Lauren Dillen is a Toronto-based multi-disciplinary artist who moves deftly between mediums to uncover meaning in the quiet, complicated corners of being alive. Also known for her work as a tattoo artist and as a member of psych-folk band Burs, her creative life is guided by an instinct to follow feeling first and let understanding arrive later.

At the center of her solo music is a simple idea: songs are teachers. Dillen often writes before she fully has language for what she is experiencing, allowing melody and imagery to hold emotions that have not yet settled into clarity. With time, the lesson reveals itself. Each song becomes both a record of that process and a place to return to it. In performance, she revisits these pieces as a way of practicing the feelings they contain, moving through memory, tenderness, and discomfort with a gentle steadiness that invites listeners to do the same.

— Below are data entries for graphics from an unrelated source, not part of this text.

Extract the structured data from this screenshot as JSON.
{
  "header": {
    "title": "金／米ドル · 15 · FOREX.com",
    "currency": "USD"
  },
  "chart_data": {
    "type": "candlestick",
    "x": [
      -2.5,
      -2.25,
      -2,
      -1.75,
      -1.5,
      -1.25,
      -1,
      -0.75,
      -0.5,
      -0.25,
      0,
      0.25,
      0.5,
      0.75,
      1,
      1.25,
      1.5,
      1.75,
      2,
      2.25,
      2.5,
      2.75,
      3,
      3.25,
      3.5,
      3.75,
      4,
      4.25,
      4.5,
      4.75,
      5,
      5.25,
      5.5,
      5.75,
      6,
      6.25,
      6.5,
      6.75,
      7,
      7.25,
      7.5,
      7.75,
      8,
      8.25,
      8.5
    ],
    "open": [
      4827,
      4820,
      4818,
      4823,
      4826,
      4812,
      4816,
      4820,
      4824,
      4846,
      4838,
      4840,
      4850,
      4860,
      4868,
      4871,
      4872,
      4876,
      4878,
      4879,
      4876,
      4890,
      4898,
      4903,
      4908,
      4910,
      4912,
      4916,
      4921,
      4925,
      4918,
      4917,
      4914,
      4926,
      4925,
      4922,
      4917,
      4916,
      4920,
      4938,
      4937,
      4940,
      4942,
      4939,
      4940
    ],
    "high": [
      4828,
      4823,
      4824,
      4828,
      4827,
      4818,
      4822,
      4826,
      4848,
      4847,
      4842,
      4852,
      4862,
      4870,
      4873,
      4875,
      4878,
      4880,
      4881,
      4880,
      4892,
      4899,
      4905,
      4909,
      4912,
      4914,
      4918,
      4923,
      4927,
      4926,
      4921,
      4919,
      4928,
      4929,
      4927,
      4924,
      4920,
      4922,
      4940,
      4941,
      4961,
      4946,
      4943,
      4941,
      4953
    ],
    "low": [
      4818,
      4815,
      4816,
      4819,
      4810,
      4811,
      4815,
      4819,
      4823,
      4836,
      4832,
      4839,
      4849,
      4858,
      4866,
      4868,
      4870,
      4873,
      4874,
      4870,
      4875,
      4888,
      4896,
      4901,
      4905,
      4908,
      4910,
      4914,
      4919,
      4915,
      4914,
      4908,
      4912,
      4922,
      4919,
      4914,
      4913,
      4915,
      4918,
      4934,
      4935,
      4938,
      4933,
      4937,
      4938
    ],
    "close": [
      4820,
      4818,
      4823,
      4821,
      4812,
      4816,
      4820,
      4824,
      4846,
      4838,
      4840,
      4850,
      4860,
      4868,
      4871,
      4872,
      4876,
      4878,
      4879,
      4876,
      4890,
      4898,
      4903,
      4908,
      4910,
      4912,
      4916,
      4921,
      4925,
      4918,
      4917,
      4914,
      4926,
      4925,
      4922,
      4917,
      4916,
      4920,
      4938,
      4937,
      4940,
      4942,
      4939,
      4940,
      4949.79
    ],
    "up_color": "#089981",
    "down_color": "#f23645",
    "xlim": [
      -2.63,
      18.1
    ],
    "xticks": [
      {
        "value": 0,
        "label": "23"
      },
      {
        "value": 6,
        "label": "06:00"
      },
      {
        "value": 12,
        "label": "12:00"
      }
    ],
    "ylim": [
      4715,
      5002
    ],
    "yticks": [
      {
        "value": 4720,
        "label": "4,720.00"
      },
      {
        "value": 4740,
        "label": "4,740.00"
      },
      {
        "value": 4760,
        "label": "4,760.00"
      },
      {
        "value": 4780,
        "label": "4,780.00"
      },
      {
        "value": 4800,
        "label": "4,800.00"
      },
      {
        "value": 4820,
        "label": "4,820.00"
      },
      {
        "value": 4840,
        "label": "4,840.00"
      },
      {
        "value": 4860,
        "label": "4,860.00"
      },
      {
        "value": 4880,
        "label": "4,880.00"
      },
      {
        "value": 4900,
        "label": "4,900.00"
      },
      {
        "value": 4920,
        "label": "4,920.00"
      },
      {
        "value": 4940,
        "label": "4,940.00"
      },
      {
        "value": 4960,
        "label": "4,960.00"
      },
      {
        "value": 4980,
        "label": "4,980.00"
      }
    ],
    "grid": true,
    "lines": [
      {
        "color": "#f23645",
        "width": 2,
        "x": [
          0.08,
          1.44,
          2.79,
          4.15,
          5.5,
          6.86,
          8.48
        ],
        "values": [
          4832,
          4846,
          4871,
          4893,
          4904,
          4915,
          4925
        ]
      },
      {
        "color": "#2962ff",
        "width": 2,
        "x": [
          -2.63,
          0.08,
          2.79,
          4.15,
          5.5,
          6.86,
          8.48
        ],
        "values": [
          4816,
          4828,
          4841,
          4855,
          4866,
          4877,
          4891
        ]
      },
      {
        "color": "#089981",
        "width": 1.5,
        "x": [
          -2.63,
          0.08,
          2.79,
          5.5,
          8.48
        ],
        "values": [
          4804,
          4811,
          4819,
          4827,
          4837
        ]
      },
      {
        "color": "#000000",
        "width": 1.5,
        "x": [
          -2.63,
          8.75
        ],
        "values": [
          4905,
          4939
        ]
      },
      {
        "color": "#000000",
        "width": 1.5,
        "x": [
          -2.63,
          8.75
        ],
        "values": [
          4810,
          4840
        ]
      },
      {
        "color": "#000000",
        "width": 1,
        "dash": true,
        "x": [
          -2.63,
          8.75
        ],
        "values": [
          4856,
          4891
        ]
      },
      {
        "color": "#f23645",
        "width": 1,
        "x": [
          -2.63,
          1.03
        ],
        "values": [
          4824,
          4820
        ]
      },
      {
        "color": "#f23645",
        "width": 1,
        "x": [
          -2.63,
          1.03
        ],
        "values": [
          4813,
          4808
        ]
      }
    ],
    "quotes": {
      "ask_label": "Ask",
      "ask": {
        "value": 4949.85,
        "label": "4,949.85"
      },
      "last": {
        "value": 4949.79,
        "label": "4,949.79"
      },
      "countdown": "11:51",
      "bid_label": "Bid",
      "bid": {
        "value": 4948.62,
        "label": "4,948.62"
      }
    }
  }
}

Her songs carry a hidden emotional weight beneath deceptively simple arrangements. While echoes of artists like Big Thief, Laura Marling, and Haley Heynderickx ripple through her work, her voice remains entirely her own. Dillen has opened for artists including Bahamas and frequently collaborates with musicians such as Georgia Harmer, Fontine, and Sister Ray, contributing to a close-knit Canadian indie-folk community.

In her recent solo work, Dillen sharpens the instincts that have always distinguished her songwriting. On “every‑woman sore,” cut in her home studio with Ray Goudy, she charts the quiet but profound mechanics of kinship, and how women lean in, step back, and learn to carry one another over the long haul. By contrast, “One More Time for the Road,” recorded live off the floor at Calgary’s National Music Centre, is built around a single, unguarded take, its lines threaded with the ache of memory and the stubborn loop of longing. Through it all, Dillen’s voice unfurls like tangled vines, reaching toward the light.